Comment 5 Fabian Groffen gentoo-dev 2021-01-22 07:26:40 UTC 
There is four commits in 2.0.5 that are new since 2.0.4, one of them the exact same as the patch I added to 2.0.4-r1.  Two being other memleak fixes, that look sane enough from a glance, one fix regarding colours.

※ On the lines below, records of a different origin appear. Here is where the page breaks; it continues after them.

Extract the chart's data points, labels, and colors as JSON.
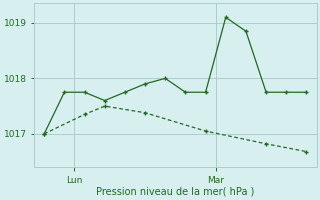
{
  "line1_x": [
    0,
    1,
    2,
    3,
    4,
    5,
    6,
    7,
    8,
    9,
    10,
    11,
    12,
    13
  ],
  "line1_y": [
    1017.0,
    1017.75,
    1017.75,
    1017.6,
    1017.75,
    1017.9,
    1018.0,
    1017.75,
    1017.75,
    1019.1,
    1018.85,
    1017.75,
    1017.75,
    1017.75
  ],
  "line2_x": [
    0,
    2,
    3,
    5,
    8,
    11,
    13
  ],
  "line2_y": [
    1017.0,
    1017.35,
    1017.5,
    1017.38,
    1017.05,
    1016.82,
    1016.68
  ],
  "line_color": "#1f6b1f",
  "bg_color": "#d8efef",
  "grid_color": "#aacece",
  "yticks": [
    1017,
    1018,
    1019
  ],
  "ylim": [
    1016.4,
    1019.35
  ],
  "xlim": [
    -0.5,
    13.5
  ],
  "xlabel": "Pression niveau de la mer( hPa )",
  "tick_lun_x": 1.5,
  "tick_mar_x": 8.5
}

I don't think it's worth the risk, let's stabilise 2.0.4-r1 today.
Comment 6 Sam James archtester Gentoo Infrastructure gentoo-dev Security 2021-01-22 21:53:49 UTC 
(In reply to Fabian Groffen from comment #5)
> There is four commits in 2.0.5 that are new since 2.0.4, one of them the
> exact same as the patch I added to 2.0.4-r1.  Two being other memleak fixes,
> that look sane enough from a glance, one fix regarding colours.
> 
> I don't think it's worth the risk, let's stabilise 2.0.4-r1 today.

Sounds good.
Comment 7 Agostino Sarubbo gentoo-dev 2021-01-24 11:59:13 UTC 
amd64 stable
Comment 8 Agostino Sarubbo gentoo-dev 2021-01-24 12:11:53 UTC 
x86 stable
Comment 9 Sam James archtester Gentoo Infrastructure gentoo-dev Security 2021-01-24 20:06:17 UTC 
sparc done
Comment 10 Sam James archtester Gentoo Infrastructure gentoo-dev Security 2021-01-24 21:51:35 UTC 
arm done
Comment 11 Sam James archtester Gentoo Infrastructure gentoo-dev Security 2021-01-24 22:04:08 UTC 
ppc64 done
Comment 12 Sam James archtester Gentoo Infrastructure gentoo-dev Security 2021-01-24 22:04:18 UTC 
ppc done

all arches done
Comment 13 Sam James archtester Gentoo Infrastructure gentoo-dev Security 2021-01-24 22:04:47 UTC 
Please cleanup, thanks!
Comment 14 Larry the Git Cow gentoo-dev 2021-01-25 07:26:08 UTC 
The bug has been referenced in the following commit(s):

https://gitweb.gentoo.org/repo/gentoo.git/commit/?id=15194e17ea34e171a45a9014a6d868e505108c32

commit 15194e17ea34e171a45a9014a6d868e505108c32
Author:     Fabian Groffen <grobian@gentoo.org>
AuthorDate: 2021-01-25 07:25:17 +0000
Commit:     Fabian Groffen <grobian@gentoo.org>
CommitDate: 2021-01-25 07:25:17 +0000

    mail-client/mutt-2.0.2: cleanup vulnerable version
    
    Bug: https://bugs.gentoo.org/765790
    Package-Manager: Portage-3.0.13, Repoman-3.0.2
    Signed-off-by: Fabian Groffen <grobian@gentoo.org>

 mail-client/mutt/Manifest          |   2 -
 mail-client/mutt/mutt-2.0.2.ebuild | 265 -------------------------------------
 2 files changed, 267 deletions(-)
Comment 15 GLSAMaker/CVETool Bot gentoo-dev 2021-01-26 00:22:21 UTC 
This issue was resolved and addressed in
 GLSA 202101-25 at https://security.gentoo.org/glsa/202101-25
by GLSA coordinator Sam James (sam_c).